Chi sono i poveri al tempo di Gesù? Si può dire grosso modo che la popolazione della Palestina, paese sotto l’occupazione dei romani, era divisa in tre classi: i ricchi, la classe media e i poveri. I ricchi sono la minoranza costituita da alti funzionari che gravitano intorno al governo centrale, grossi commercianti, latifondisti e i sommi sacerdoti, che gestivano il tesoro del tempio. Tutti questi avevano un tenore di vita sfarzoso, per il lusso delle abitazioni e delle vesti, lo spreco dei banchetti e dei ricevimenti (Lc 7,25; 16,19-28). All’estremo opposto si trovava una massa di poveri costituita da braccianti, salariati, schiavi e mendicanti che vivevano di beneficenza. I braccianti erano i precari del tempo, giornalieri o stagionali, legati a un lavoro saltuario e senza tutele giuridiche (lavoratori in nero, si direbbe oggi!). Alla categoria, già numerosa, di poveri vanno aggiunti i malati, i ciechi, i sordi, i lebbrosi, che per le loro menomazioni, non erano in grado di provvedere a sé stessi ed erano destinati a vivere di accattonaggio. La classe media era formata da artigiani (come Giuseppe e Gesù), piccoli commercianti (come Simon Pietro, suo fratello Andrea, Giacomo e Giovanni) che avevano un modesto giro di affari. Tutti costoro erano oppressi da tasse e tributi pesantissimi, tramite i quali si mantenevano i ricchi. Quando Gesù parla di “poveri” si riferisce proprio a coloro che sono privi di beni materiali e che dipendono dall’assistenza pubblica o dall’elemosina privata. Il suo messaggio, la lieta notizia della salvezza divina, è rivolta prima di tutto (o quasi esclusivamente) ai più disgraziati: prigionieri, schiavi, indebitati; ciechi o oppressi da varie malattie e infermità (Lc 4,18). Tutte queste miserie sono ben concrete ed è difficile “spiritualizzarle” senza svuotarle di significato. A tutti questi miseri, Gesù dichiara: “Voi siete felici!”. Perché? Perché a loro appartiene il Regno di Dio, cioè Dio stesso, Gesù. Gesù è la proprietà di chi non ha niente. Gesù è il cibo che sazia l’affamato ed è la gioia per chi piange. Gesù è la felicità dei poveri.

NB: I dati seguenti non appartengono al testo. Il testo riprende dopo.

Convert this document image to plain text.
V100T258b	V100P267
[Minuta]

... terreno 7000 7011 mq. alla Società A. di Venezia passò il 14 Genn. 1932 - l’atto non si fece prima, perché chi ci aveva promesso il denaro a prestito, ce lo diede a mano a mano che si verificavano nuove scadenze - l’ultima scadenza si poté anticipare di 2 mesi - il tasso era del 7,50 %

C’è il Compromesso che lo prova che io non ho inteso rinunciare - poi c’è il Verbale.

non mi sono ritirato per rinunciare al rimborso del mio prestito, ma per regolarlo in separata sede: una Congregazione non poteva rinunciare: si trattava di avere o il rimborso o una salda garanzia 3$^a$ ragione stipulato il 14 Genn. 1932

E i ricchi? È erroneo dire che il contrario della beatitudine è la maledizione. Dicendo “guai!” ai ricchi, Gesù vuole semplicemente dichiarare una situazione riprovevole, iniqua, nella quale essi si sono cacciati. Finché sono ricchi non possono avere Gesù, perché non lo vogliono, non ne hanno bisogno, non gli danno spazio. Sono tutti occupati ad accumulare ricchezze (Lc 12,13-21). La ricchezza riempie i loro cuori e le loro pance. Sepolti sotto montagne di denaro, muoiono chiusi in sé stessi e soli. Ma Gesù porta la buona novella anche a loro: c’è il rimedio per la loro situazione. Sono i poveri! Tutto il vangelo secondo Luca e gli Atti degli apostoli sono colmi di questo prezioso appello: distribuite le vostre ricchezze ai poveri! Condividete i vostri beni con chi non ha nulla! “Dà a chiunque ti chiede e a chi prende del tuo non richiederlo indietro” (6,30); “Date e vi sarà dato” (6,38). Il discepolo di Gesù deve farsi prossimo di chi è mezzo morto perché incappato nei briganti che gli hanno preso tutto. Non deve barricarsi dietro maschere di spiritualità e di religiosità mal intesa e mal interpretata (cfr. la parabola del Samaritano: Lc 10,29-37). La condivisione e la generosità, l’attenzione al fratello bisognoso caratterizzavano le prime comunità cristiane (At 4,32-35). S.Paolo si fa promotore di collette in favore dei poveri, in modo che ci sia un travaso di ricchezze dalle più benestanti comunità ellenistico – cristiane verso quelle più indigenti di Gerusalemme (1Cor 16,1-3). “Essere ricchi in generosità è un servizio sacro, una liturgia per il cristiano. Grazie a Dio per questo suo ineffabile dono, il dono di poter essere generosi, il dono di dare!” (cfr. 2Cor 9,11-15). Perciò “ciascuno dia secondo quanto ha deciso nel suo cuore, ma non con tristezza né per forza, perché Dio ama chi dona con gioia” (2Cor 9,7).